Yesterday I decided to read my first blog.  Sometimes it is nice to just take a trip down memory lane.  I started it six years ago and some of it was quite hilarious.  I really have grown a lot since then - in all the facets of my life - being a mom, a wife, a friend, and my relationship with Jesus.  Although embarrassing to read about some of the things I felt or thought, it was really neat to look back on how God was working in my life then. One thing that really stood out to me while I was reading, was a post that I had written after my devotions on Esther.

Here is the post from 7/26/10:

"When Esther's words were reported to Mordecai, he sent back this answer: 'Do not think that because you are in the king's house you alone of all the Jews will escape.  For if you remain silent at this time, relief and deliverance for the Jews will arise from another place, but you and your father's family will perish.  And who knows but that you have come to royal position for such a time as this?'" Esther 4:12-14

This morning I read these words as part of my devotions.  When I came across this phrase in this passage, it stopped me in my tracks.  How foolish I have been!  Why have I doubted Him for even one moment?  I am not outside the reach of His hand, the orchestrations of His sovereign plan.  This place that I am in at this very moment is ordained by Him that goes before all things and by Whom all things are held together (Col. 1:17).  Lord, help me to trust you though the road often seems dark.  I could walk on water if only I keep my eyes upon You.   Help my gaze not to be swayed by the storms of trying children, hopeless finances, dead-end jobs, or frustrating relationships. 

I do not know what God has planned for me, but I DO know that I am here in this place to learn, to grow, to help others, and ultimately to become the woman God desires me to be. If I could learn the lessons He wants to teach me in a different place or in a different way I would BE in that place. But I am here. For such a time as this. I pray that I make the most of it.

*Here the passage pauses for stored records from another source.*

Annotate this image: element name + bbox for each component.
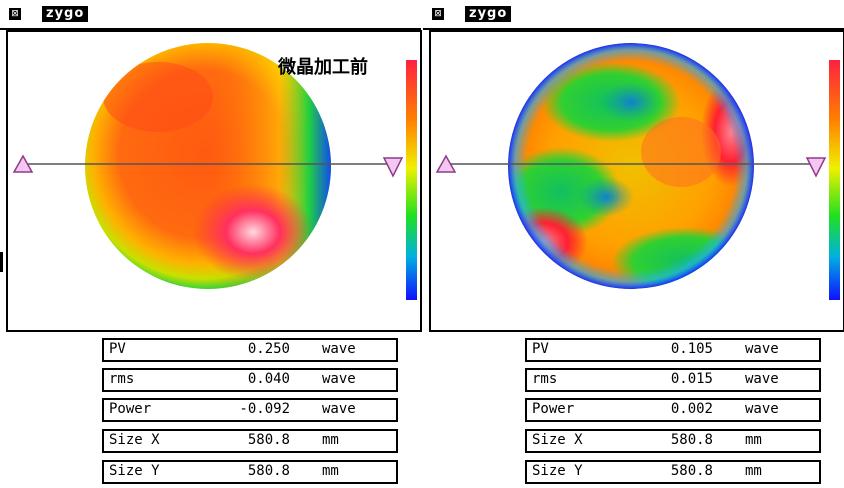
stat-name: Size Y xyxy=(109,463,160,479)
stat-name: Power xyxy=(532,401,574,417)
stat-name: Power xyxy=(109,401,151,417)
stat-name: Size Y xyxy=(532,463,583,479)
stat-unit: mm xyxy=(745,463,762,479)
stat-row-rms: rms 0.040 wave xyxy=(102,368,398,392)
title-bar: ⊠ zygo xyxy=(423,0,844,30)
zygo-logo: zygo xyxy=(42,6,88,22)
right-profile-marker-icon[interactable] xyxy=(384,158,402,176)
stat-row-power: Power -0.092 wave xyxy=(102,398,398,422)
stat-value: 580.8 xyxy=(671,463,713,479)
condition-label: 微晶加工前 xyxy=(278,53,368,79)
stat-value: -0.092 xyxy=(239,401,290,417)
stat-name: PV xyxy=(532,341,549,357)
zygo-logo: zygo xyxy=(465,6,511,22)
stat-value: 580.8 xyxy=(671,432,713,448)
stat-row-size-x: Size X 580.8 mm xyxy=(102,429,398,453)
statistics-table: PV 0.250 wave rms 0.040 wave Power -0.09… xyxy=(0,332,421,488)
left-edge-mark xyxy=(0,252,3,272)
stat-value: 0.105 xyxy=(671,341,713,357)
stat-name: rms xyxy=(109,371,134,387)
stat-row-rms: rms 0.015 wave xyxy=(525,368,821,392)
upper-hot-zone xyxy=(103,62,213,132)
stat-unit: mm xyxy=(745,432,762,448)
stat-row-power: Power 0.002 wave xyxy=(525,398,821,422)
stat-value: 580.8 xyxy=(248,463,290,479)
stat-name: PV xyxy=(109,341,126,357)
stat-name: rms xyxy=(532,371,557,387)
stat-unit: wave xyxy=(322,401,356,417)
stat-unit: wave xyxy=(322,371,356,387)
stat-unit: wave xyxy=(322,341,356,357)
surface-map-frame xyxy=(429,30,844,332)
stat-value: 0.015 xyxy=(671,371,713,387)
right-interferogram-window: ⊠ zygo xyxy=(423,0,844,488)
close-box-icon[interactable]: ⊠ xyxy=(432,8,444,20)
stat-value: 0.002 xyxy=(671,401,713,417)
left-interferogram-window: ⊠ zygo xyxy=(0,0,421,488)
stat-value: 580.8 xyxy=(248,432,290,448)
edge-ring xyxy=(508,43,754,289)
stat-row-pv: PV 0.250 wave xyxy=(102,338,398,362)
stat-unit: wave xyxy=(745,341,779,357)
stat-name: Size X xyxy=(532,432,583,448)
stat-unit: mm xyxy=(322,432,339,448)
color-scale-bar xyxy=(406,60,417,300)
stat-row-pv: PV 0.105 wave xyxy=(525,338,821,362)
stat-row-size-y: Size Y 580.8 mm xyxy=(102,460,398,484)
stat-row-size-y: Size Y 580.8 mm xyxy=(525,460,821,484)
stat-value: 0.250 xyxy=(248,341,290,357)
close-box-icon[interactable]: ⊠ xyxy=(9,8,21,20)
hot-spot xyxy=(193,184,313,280)
stat-row-size-x: Size X 580.8 mm xyxy=(525,429,821,453)
surface-map xyxy=(431,32,843,330)
statistics-table: PV 0.105 wave rms 0.015 wave Power 0.002… xyxy=(423,332,844,488)
right-profile-marker-icon[interactable] xyxy=(807,158,825,176)
stat-unit: wave xyxy=(745,371,779,387)
color-scale-bar xyxy=(829,60,840,300)
stat-value: 0.040 xyxy=(248,371,290,387)
title-bar: ⊠ zygo xyxy=(0,0,421,30)
surface-map-frame: 微晶加工前 xyxy=(6,30,422,332)
stat-unit: mm xyxy=(322,463,339,479)
stat-unit: wave xyxy=(745,401,779,417)
stat-name: Size X xyxy=(109,432,160,448)
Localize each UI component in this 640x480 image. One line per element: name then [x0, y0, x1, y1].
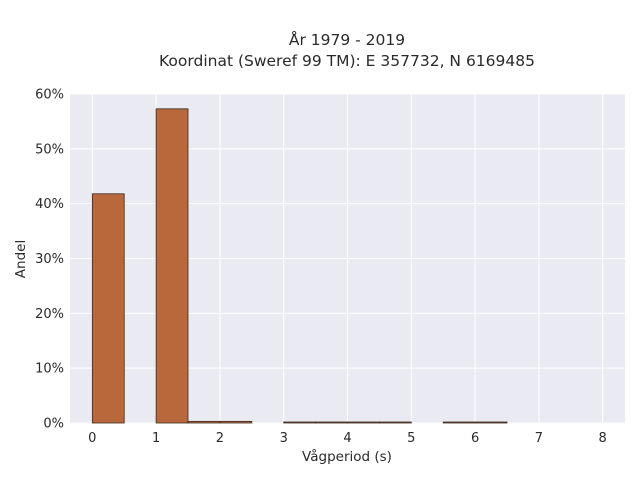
histogram-bar: [474, 421, 508, 424]
x-axis-label: Vågperiod (s): [302, 448, 392, 465]
x-axis-ticks: 0 1 2 3 4 5 6 7 8: [88, 431, 607, 446]
histogram-bar: [187, 420, 221, 424]
y-tick-label: 60%: [35, 88, 64, 103]
histogram-bar: [378, 421, 412, 424]
x-tick-label: 5: [407, 431, 415, 446]
y-tick-label: 20%: [35, 307, 64, 322]
x-tick-label: 4: [343, 431, 351, 446]
histogram-bar: [347, 421, 380, 424]
y-tick-label: 50%: [35, 142, 64, 157]
x-tick-label: 1: [152, 431, 160, 446]
histogram-bar: [442, 421, 476, 424]
histogram-bars: [91, 108, 508, 424]
y-tick-label: 10%: [35, 362, 64, 377]
x-tick-label: 7: [535, 431, 543, 446]
y-tick-label: 40%: [35, 197, 64, 212]
histogram-bar: [155, 108, 189, 424]
y-tick-label: 30%: [35, 252, 64, 267]
y-axis-ticks: 0% 10% 20% 30% 40% 50% 60%: [35, 88, 64, 432]
x-tick-label: 3: [280, 431, 288, 446]
y-axis-label: Andel: [13, 240, 29, 278]
histogram-bar: [219, 420, 253, 424]
chart-title-line-2: Koordinat (Sweref 99 TM): E 357732, N 61…: [159, 52, 535, 70]
x-tick-label: 0: [88, 431, 96, 446]
histogram-bar: [315, 421, 348, 424]
chart-title-line-1: År 1979 - 2019: [289, 30, 405, 49]
x-tick-label: 2: [216, 431, 224, 446]
histogram-bar: [283, 421, 317, 424]
histogram-bar: [91, 193, 125, 424]
x-tick-label: 6: [471, 431, 479, 446]
y-tick-label: 0%: [43, 417, 64, 432]
x-tick-label: 8: [599, 431, 607, 446]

It was so weird to read this and to feel like my past self was stretching across the years and hitting my present self over the head and saying "You keep forgetting this!!! Stop forgetting this!!"  Because I have been forgetting this.  Each day I am faced with the choice of choosing contentment in where I am and who I am, or feeling like I am missing out on something I am supposed to be doing, or the person I am supposed to be.  And you know what? Even though I am not that same girl that wrote this almost five years ago, I am still finding it so difficult to choose contentment and gratitude over discontentment and longing.  But the above still holds true - if I could learn the lessons He wants to teach me in a different place or in a different way, I would BE in that place.  He doesn't make mistakes, I am not forgotten.  He chose me when I was five years old, and He still chooses me every single day that has passed since then.  And so I am left with my own choice - do I keep striving to be someone I am not, and make myself unhappy by focusing on all the things that I do not have?  Or do I choose to follow my Savior down any road that He leads me, trusting the outcome of my life to Him?  I look back on all that I have learned over the past five years - so much that He has taught me! And He has never failed me, not once!  I don't know where I will be another five years from now, what roads I will have walked, but I do know that I will be right where I am supposed to be.  And that, my friends, is a good place to be.